What do the tumor type acronyms mean?

You can download the docs describing the tumor type ontology from the downloads page.

What gene-tumor type combinations are included?

First and foremost, only genes classified as drivers by IntOGen in specific tumor types can be valid gene-tumor type combinations. Second, since boostDM learns to evaluate the driver potential of mutations in driver genes from the training examples we feed it on for some gene-tumor type combinations the performance after training may be poor, generally because of the low number of training examples and/or low representability of the mutations observed for that gene and tumor type. We are presenting the results for 248 gene-tumor type combinations which attain a minimum reliability (see What gene-tumor type models are featured in the website? ).

Can I run the code to perform the predictions?

The training and prediction pipeline can be forked from this repo: https://bitbucket.org/bbglab/boostdm/src/rollback/. Please, follow the documentation provided in the repo to satisfy all the data and software requirements.

Can I download the code to perform the predictions?

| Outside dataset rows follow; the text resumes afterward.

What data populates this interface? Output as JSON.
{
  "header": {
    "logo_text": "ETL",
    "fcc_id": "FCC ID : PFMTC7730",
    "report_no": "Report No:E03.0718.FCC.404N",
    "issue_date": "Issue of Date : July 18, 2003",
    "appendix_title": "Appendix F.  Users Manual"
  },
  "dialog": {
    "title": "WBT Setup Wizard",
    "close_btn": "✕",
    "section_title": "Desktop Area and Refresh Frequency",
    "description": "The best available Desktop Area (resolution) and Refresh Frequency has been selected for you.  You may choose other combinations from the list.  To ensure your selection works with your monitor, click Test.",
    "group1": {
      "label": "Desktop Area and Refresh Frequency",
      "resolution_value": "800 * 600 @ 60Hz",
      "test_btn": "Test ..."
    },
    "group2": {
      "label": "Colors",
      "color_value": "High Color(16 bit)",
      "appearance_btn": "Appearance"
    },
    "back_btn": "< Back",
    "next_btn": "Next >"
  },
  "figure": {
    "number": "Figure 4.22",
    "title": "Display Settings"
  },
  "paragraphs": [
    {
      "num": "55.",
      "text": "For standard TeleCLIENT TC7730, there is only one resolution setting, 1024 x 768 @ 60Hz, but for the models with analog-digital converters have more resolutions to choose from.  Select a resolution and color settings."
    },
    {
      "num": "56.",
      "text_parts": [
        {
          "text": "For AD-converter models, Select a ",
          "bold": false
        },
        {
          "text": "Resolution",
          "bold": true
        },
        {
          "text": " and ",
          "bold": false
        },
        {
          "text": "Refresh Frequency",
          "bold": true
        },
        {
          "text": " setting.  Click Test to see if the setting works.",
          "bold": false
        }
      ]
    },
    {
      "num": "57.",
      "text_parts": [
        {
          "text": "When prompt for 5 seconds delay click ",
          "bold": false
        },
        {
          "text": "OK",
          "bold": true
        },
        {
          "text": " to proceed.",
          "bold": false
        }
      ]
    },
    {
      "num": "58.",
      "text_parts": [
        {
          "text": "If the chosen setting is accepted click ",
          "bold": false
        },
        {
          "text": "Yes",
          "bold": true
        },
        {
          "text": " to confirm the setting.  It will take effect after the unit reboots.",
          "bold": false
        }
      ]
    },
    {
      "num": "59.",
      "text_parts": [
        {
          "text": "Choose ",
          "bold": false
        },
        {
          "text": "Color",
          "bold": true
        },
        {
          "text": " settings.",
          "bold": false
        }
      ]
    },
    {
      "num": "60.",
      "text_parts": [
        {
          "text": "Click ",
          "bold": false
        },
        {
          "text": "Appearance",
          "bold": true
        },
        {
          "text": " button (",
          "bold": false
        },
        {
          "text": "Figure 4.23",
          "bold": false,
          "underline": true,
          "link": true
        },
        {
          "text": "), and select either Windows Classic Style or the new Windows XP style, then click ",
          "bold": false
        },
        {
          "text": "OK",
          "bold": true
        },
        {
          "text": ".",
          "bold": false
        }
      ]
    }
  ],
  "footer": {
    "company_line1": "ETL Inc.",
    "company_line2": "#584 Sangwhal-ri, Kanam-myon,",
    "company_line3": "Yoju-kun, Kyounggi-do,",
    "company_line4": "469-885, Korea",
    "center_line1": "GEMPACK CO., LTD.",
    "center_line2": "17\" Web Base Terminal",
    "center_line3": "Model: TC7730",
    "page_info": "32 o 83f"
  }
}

For the time being it is not possible, but we have the intention to enable this option at some point.

Can I access previous releases of boostDM?

Coming soon

Can I provide feedback?

Yes, definitely, the resource is still undergoing beta testing. Any feedback is invaluable to us. Please, feel free to drop your comments here: bbglab@irbbarcelona.org.

Why does this site use cookies and what for?

We are using Google Analytics cookies to track usage of our site. boostDM is a publicly-funded project and these metrics are important to keep support for this project.